Enrico Schinetti, esploratore del mito in cerca di catarsi
Dalle notti lussuriose di Dioniso, dagli enigmi indecifrabili dell’oracolo di Delfi, alla forza generatrice di Gea, fino alla vittoria di Orfeo sulla morte.
Enrico Schinetti prosegue il proprio viaggio interiore tra gli archetipi della mitologia greca, e approda «...fra i giardini e l’altrove», come recita il titolo della mostra a cura di Marco Ticozzi, allestita fino al 28 febbraio nella sala dell’Associazione artisti bresciani di vicolo delle Stelle 4, in città (orario: 16-19,30, lunedì chiuso, ingresso libero).
Dall’inquietudine al limite del grottesco dei «Giardini ateniesi» del precedente ciclo, di cui sono esposti alcuni pezzi, la visione di Schinetti - che dagli anni ’70 dei «Monumenti», attraverso i «Test», i «Teatri non immaginari» e i «Problemi di Ulisse» si è via via avvicinato all’indagine delle figure emblematiche dell’immaginario occidentale - acquista nelle opere recenti una sorta di rasserenamento, di rappacificazione non solo nei soggetti ma pure nella struttura.
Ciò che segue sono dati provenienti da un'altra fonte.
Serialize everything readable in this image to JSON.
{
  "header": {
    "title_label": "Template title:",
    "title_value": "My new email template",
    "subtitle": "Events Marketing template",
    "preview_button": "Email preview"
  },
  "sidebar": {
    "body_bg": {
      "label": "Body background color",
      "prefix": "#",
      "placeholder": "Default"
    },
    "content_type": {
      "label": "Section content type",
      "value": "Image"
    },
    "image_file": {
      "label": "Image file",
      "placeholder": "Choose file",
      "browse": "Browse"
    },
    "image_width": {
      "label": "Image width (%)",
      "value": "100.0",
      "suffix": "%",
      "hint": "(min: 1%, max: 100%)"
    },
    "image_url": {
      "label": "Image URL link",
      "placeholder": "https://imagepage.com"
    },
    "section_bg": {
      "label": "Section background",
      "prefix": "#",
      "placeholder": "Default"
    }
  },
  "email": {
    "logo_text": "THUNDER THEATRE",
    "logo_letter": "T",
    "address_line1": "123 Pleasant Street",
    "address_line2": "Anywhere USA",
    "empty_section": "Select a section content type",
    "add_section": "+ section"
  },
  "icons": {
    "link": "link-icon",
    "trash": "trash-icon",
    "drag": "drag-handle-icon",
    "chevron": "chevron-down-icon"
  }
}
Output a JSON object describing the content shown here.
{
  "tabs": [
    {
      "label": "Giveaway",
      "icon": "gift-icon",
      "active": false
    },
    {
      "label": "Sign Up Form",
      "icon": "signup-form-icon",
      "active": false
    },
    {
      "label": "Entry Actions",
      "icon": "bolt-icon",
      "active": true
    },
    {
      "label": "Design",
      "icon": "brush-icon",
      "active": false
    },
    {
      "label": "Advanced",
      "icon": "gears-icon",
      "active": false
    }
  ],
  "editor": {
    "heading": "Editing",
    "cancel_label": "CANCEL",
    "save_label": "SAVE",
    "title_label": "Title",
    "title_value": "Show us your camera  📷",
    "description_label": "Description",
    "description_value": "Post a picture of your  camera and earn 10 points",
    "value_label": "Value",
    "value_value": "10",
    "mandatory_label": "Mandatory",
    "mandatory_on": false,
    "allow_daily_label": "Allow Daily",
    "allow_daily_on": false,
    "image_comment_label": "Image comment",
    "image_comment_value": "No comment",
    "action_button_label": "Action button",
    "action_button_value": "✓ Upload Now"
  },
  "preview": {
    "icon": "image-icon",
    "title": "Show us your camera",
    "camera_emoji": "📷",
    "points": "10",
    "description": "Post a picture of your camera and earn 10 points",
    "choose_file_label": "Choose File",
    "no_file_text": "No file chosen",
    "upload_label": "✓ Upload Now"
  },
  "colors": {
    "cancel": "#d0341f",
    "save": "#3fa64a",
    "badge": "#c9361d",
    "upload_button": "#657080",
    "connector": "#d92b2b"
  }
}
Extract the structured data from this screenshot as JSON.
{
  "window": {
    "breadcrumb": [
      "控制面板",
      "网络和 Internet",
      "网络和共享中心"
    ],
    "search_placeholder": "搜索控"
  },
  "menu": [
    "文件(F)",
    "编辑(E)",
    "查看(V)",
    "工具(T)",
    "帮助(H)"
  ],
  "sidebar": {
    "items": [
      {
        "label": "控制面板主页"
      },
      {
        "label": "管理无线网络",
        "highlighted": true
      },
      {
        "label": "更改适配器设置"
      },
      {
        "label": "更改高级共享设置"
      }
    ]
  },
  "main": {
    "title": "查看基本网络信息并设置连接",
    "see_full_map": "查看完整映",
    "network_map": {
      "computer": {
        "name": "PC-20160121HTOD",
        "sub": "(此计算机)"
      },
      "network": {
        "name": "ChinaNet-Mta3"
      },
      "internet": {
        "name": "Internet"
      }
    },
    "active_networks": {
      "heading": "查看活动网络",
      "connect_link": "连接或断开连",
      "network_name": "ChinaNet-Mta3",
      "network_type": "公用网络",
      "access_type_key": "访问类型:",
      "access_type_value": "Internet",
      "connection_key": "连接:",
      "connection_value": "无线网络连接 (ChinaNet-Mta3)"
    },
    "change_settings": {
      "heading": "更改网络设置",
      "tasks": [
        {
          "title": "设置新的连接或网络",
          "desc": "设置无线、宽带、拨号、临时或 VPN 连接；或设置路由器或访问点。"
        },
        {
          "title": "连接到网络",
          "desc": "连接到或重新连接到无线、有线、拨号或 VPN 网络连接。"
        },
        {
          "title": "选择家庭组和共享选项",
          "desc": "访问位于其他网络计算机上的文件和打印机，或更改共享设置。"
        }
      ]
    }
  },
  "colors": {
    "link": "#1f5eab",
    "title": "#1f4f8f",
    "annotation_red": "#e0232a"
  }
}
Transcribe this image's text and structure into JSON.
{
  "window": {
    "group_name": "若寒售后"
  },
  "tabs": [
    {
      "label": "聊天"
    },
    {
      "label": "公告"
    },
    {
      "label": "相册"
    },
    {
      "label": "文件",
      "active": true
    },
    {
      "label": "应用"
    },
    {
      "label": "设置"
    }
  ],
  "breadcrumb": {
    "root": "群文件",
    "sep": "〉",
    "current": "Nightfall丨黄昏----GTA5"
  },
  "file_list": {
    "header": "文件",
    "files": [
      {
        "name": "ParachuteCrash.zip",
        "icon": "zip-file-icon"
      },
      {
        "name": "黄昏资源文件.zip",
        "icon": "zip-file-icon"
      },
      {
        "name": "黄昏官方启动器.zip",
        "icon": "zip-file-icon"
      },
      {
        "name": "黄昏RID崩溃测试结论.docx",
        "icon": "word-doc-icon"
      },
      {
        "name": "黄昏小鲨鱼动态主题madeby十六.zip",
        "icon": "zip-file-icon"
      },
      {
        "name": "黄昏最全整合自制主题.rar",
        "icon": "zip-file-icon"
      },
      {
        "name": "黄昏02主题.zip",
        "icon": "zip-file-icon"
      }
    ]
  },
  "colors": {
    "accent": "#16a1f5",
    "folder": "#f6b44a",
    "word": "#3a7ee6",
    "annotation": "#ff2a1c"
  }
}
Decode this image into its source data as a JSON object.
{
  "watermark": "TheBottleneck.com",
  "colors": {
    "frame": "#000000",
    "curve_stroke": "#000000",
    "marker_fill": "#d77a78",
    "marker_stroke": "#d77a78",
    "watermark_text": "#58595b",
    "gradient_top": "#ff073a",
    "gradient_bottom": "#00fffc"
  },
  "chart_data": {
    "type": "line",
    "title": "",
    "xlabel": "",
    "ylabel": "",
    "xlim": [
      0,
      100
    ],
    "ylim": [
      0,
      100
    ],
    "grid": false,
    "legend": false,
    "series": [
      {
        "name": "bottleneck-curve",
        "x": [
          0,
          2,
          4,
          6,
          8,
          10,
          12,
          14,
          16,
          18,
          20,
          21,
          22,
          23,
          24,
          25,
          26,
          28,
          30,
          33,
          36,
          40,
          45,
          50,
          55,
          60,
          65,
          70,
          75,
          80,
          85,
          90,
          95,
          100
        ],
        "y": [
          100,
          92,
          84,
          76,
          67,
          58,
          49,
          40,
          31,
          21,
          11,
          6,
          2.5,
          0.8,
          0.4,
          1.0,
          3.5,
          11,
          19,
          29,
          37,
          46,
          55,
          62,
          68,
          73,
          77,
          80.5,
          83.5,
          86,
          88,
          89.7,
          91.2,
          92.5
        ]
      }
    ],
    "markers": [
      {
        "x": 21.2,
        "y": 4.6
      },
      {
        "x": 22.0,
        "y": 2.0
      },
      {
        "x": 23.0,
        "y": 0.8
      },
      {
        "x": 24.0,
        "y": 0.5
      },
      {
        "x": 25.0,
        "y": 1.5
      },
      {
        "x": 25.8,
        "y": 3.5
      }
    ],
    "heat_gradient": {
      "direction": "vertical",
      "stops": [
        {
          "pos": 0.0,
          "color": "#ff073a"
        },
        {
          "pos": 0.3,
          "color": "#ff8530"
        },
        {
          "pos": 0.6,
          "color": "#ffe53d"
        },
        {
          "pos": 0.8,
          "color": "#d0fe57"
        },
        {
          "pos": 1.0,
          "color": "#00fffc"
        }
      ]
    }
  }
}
Dalle tele squarciate, dalle cornici «esplose», dalla pittura densa stesa con tratto graffiante, si passa ad una «reinquadratura» della tela entro i margini, ad una materia più liquida e trasparente, a un tratto più morbido che abbandona il dinamismo vorticoso per accompagnare le forme con onde ritmate.
Lo snodo può essere individuato nell’olio su legno «Crono contro Mnemosyne», uno scontro quasi concettuale tra il Tempo e la Memoria - anche simbolicamente individuati dal contrasto tra colori freddi e caldi - che cerca la conciliazione tra il Dio che divora i propri figli (anche nei tratti schizzati di rosso sangue di «Crono - un luogo non luogo» e «Crono - origine come presente») e la memoria che attraversa il tempo, guarda al passato ma, con gli occhi ciechi dell’indovino Tiresia, punta al futuro. Gea è la terra generatrice, ma pure la madre che strappa Euridice all’amore di Orfeo, che scende nell’Ade pur di liberarla. Un percorso di purificazione che chiede di affrontare l’abisso e sfidare il destino, con la sola fede nella forza dell’Uomo, in cerca di un approdo catartico che il segno di Schinetti, giunto al limite dell’astrazione, prefigura come l’«altrove» che ci attende.